Jokowi Belum Bersikap Soal Baiq Nuril, Istana: Masih di Yudikatif
Reporter
Ahmad Faiz Ibnu Sani
Editor
Rina Widiastuti
Rabu, 21 November 2018 16:53 WIB
TEMPO.CO, Bogor - Staf Khusus Presiden Bidang Komunikasi Johan Budi mengatakan kasus penyebaran percakapan asusila yang menjerat Baiq Nuril saat ini masih di ranah yudikatif. Sebabnya, kata dia, Presiden Joko Widodo atau Jokowi tidak bisa langsung bertindak memberikan amnesti atau grasi.
Baca: Baiq Nuril Ucapkan Terima Kasih ke Presiden Jokowi
Johan meminta, dalam persoalan Baiq Nuril ini dibedakan antara domain presiden selaku eksekutif dan penegak hukum selaku yudikatif. "Nah Ibu Nuril sekarang kan domainnya ada di yudikatif dan putusan sudah disampaikan. Kemudian, hari ini, saya dengar sedang melakukan upaya hukum luar biasa," katanya di Istana Bogor, Jawa Barat, Rabu, 21 November 2018.
Atas dasar itu, kata Johan, Jokowi telah menyarankan kepada Nuril untuk melakukan upaya hukum, yaitu peninjauan kembali (PK) atas putusan kasasi Mahkamah Agung (MA). "Karena sekarang itu domainnya belum ada di presiden," tuturnya.

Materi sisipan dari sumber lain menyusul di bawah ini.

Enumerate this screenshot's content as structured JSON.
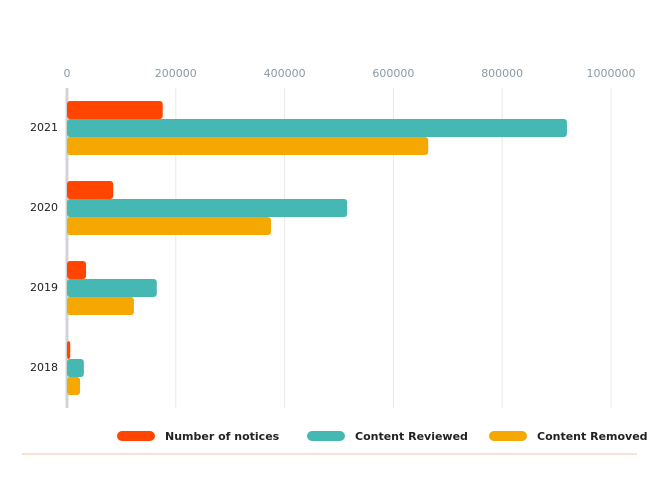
{
  "chart_data": {
    "type": "barh",
    "categories": [
      "2021",
      "2020",
      "2019",
      "2018"
    ],
    "series": [
      {
        "name": "Number of notices",
        "color": "#ff4500",
        "values": [
          176000,
          85000,
          35000,
          6000
        ]
      },
      {
        "name": "Content Reviewed",
        "color": "#46b8b4",
        "values": [
          919000,
          515000,
          165000,
          31000
        ]
      },
      {
        "name": "Content Removed",
        "color": "#f5a800",
        "values": [
          664000,
          375000,
          123000,
          24000
        ]
      }
    ],
    "xlim": [
      0,
      1000000
    ],
    "xticks": [
      0,
      200000,
      400000,
      600000,
      800000,
      1000000
    ],
    "grid": true
  }
}
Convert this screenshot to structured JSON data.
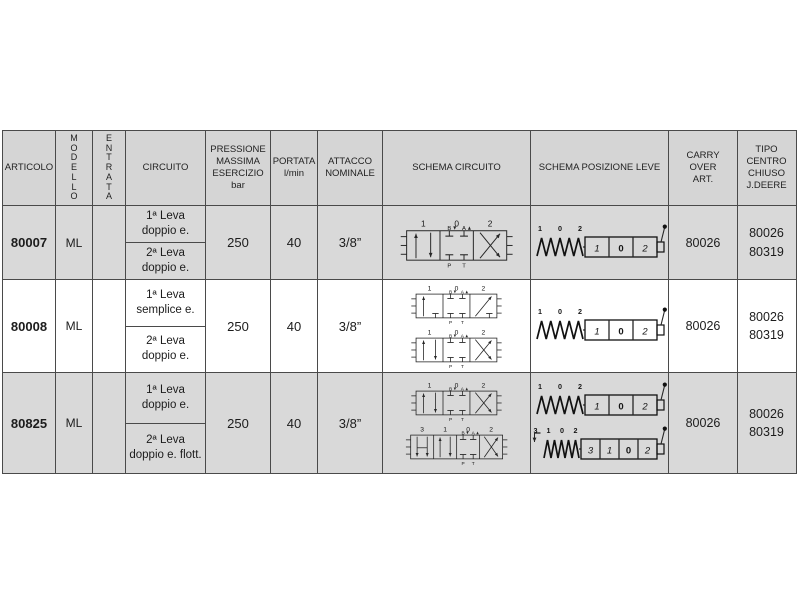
{
  "colors": {
    "header_bg": "#d5d5d5",
    "row_shaded_bg": "#d9d9d9",
    "border": "#4a4a4a",
    "text": "#1c1c1c"
  },
  "table": {
    "headers": {
      "articolo": "ARTICOLO",
      "modello": "MODELLO",
      "entrata": "ENTRATA",
      "circuito": "CIRCUITO",
      "pressione": "PRESSIONE\nMASSIMA\nESERCIZIO",
      "pressione_unit": "bar",
      "portata": "PORTATA",
      "portata_unit": "l/min",
      "attacco": "ATTACCO\nNOMINALE",
      "schema_circuito": "SCHEMA CIRCUITO",
      "schema_posizione_leve": "SCHEMA POSIZIONE LEVE",
      "carry_over": "CARRY\nOVER\nART.",
      "tipo_centro": "TIPO\nCENTRO\nCHIUSO\nJ.DEERE"
    },
    "valve_ports": {
      "top": [
        "B",
        "A"
      ],
      "bottom": [
        "P",
        "T"
      ]
    },
    "rows": [
      {
        "articolo": "80007",
        "modello": "ML",
        "entrata": "",
        "circuiti": [
          "1ª Leva\ndoppio e.",
          "2ª Leva\ndoppio e."
        ],
        "pressione": "250",
        "portata": "40",
        "attacco": "3/8”",
        "schemi_circuito": [
          {
            "type": "double",
            "positions": [
              "1",
              "0",
              "2"
            ]
          }
        ],
        "schemi_leve": [
          {
            "positions": [
              "1",
              "0",
              "2"
            ],
            "detent": false
          }
        ],
        "carry_over": "80026",
        "tipo_centro": "80026\n80319"
      },
      {
        "articolo": "80008",
        "modello": "ML",
        "entrata": "",
        "circuiti": [
          "1ª Leva\nsemplice e.",
          "2ª Leva\ndoppio e."
        ],
        "pressione": "250",
        "portata": "40",
        "attacco": "3/8”",
        "schemi_circuito": [
          {
            "type": "single",
            "positions": [
              "1",
              "0",
              "2"
            ]
          },
          {
            "type": "double",
            "positions": [
              "1",
              "0",
              "2"
            ]
          }
        ],
        "schemi_leve": [
          {
            "positions": [
              "1",
              "0",
              "2"
            ],
            "detent": false
          }
        ],
        "carry_over": "80026",
        "tipo_centro": "80026\n80319"
      },
      {
        "articolo": "80825",
        "modello": "ML",
        "entrata": "",
        "circuiti": [
          "1ª Leva\ndoppio e.",
          "2ª Leva\ndoppio e. flott."
        ],
        "pressione": "250",
        "portata": "40",
        "attacco": "3/8”",
        "schemi_circuito": [
          {
            "type": "double",
            "positions": [
              "1",
              "0",
              "2"
            ]
          },
          {
            "type": "float",
            "positions": [
              "3",
              "1",
              "0",
              "2"
            ]
          }
        ],
        "schemi_leve": [
          {
            "positions": [
              "1",
              "0",
              "2"
            ],
            "detent": false
          },
          {
            "positions": [
              "3",
              "1",
              "0",
              "2"
            ],
            "detent": true
          }
        ],
        "carry_over": "80026",
        "tipo_centro": "80026\n80319"
      }
    ]
  }
}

Johan membenarkan bahwa presiden, secara konstitusi, memiliki hak memberikan amnesti atau grasi bagi mereka yang terjerat perkara hukum. Namun, dia menambahkan, kebijakan itu tetap tak bisa langsung diberikan.
Baca: 9 Hal yang Telah Diketahui Soal Kasus Baiq Nuril
"Amnesti itu baca di konstitusi juga ada syaratnya, harus persetujuan DPR. Kemudian grasi juga ada rekomendasi MA, juga ada tolok ukur kasusnya," ujarnya.
Johan menambahkan, Istana mengapresiasi langkah Kejaksaan Agung menunda eksekusi Baiq Nuril, tenaga honorer di SMAN 7 Mataram itu. "Itu kan sebagai bentuk respons dari kejaksaan terhadap apa yang sedang ramai dibicarakan," tuturnya.
Kasus Baiq Nuril bermula saat ia bertugas di SMAN 7 Mataram. Ketika itu, dia kerap mendapatkan perlakuan pelecehan dari kepala sekolah, M. M dituding sering menghubunginya dan meminta Nuril mendengarkan pengalamannya berhubungan seksual dengan wanita lain yang bukan istrinya sendiri.
Nuril yang merasa tidak nyaman dan demi membuktikan tidak terlibat hubungan gelap, merekam pembicaraannya. Belakangan rekaman itu tersebar luas. Atas dasar ini kemudian M melaporkannya ke penegak hukum.
Baca: Kasus Baiq Nuril, Jokowi: Saya Tak Bisa Intervensi Putusan MA
Kasus berlanjut di persidangan. Pengadilan Negeri Mataram menyatakan Nuril tidak bersalah dan membebaskannya sebagai tahanan kota.
Namun, kasus itu tidak berhenti. Jaksa lalu mengajukan banding hingga kasasi ke Mahkamah Agung (MA). Dalam putusan kasasinya, MA memvonis Nuril enam bulan penjara dan denda Rp 500 juta rupiah lantaran dianggap melanggar Pasal 27 ayat (1) Undang-Undang tentang Informasi dan Transaksi Elektronik (UU ITE) karena menyebarkan percakapan asusila Kepala Sekolah SMAN 7 Mataram.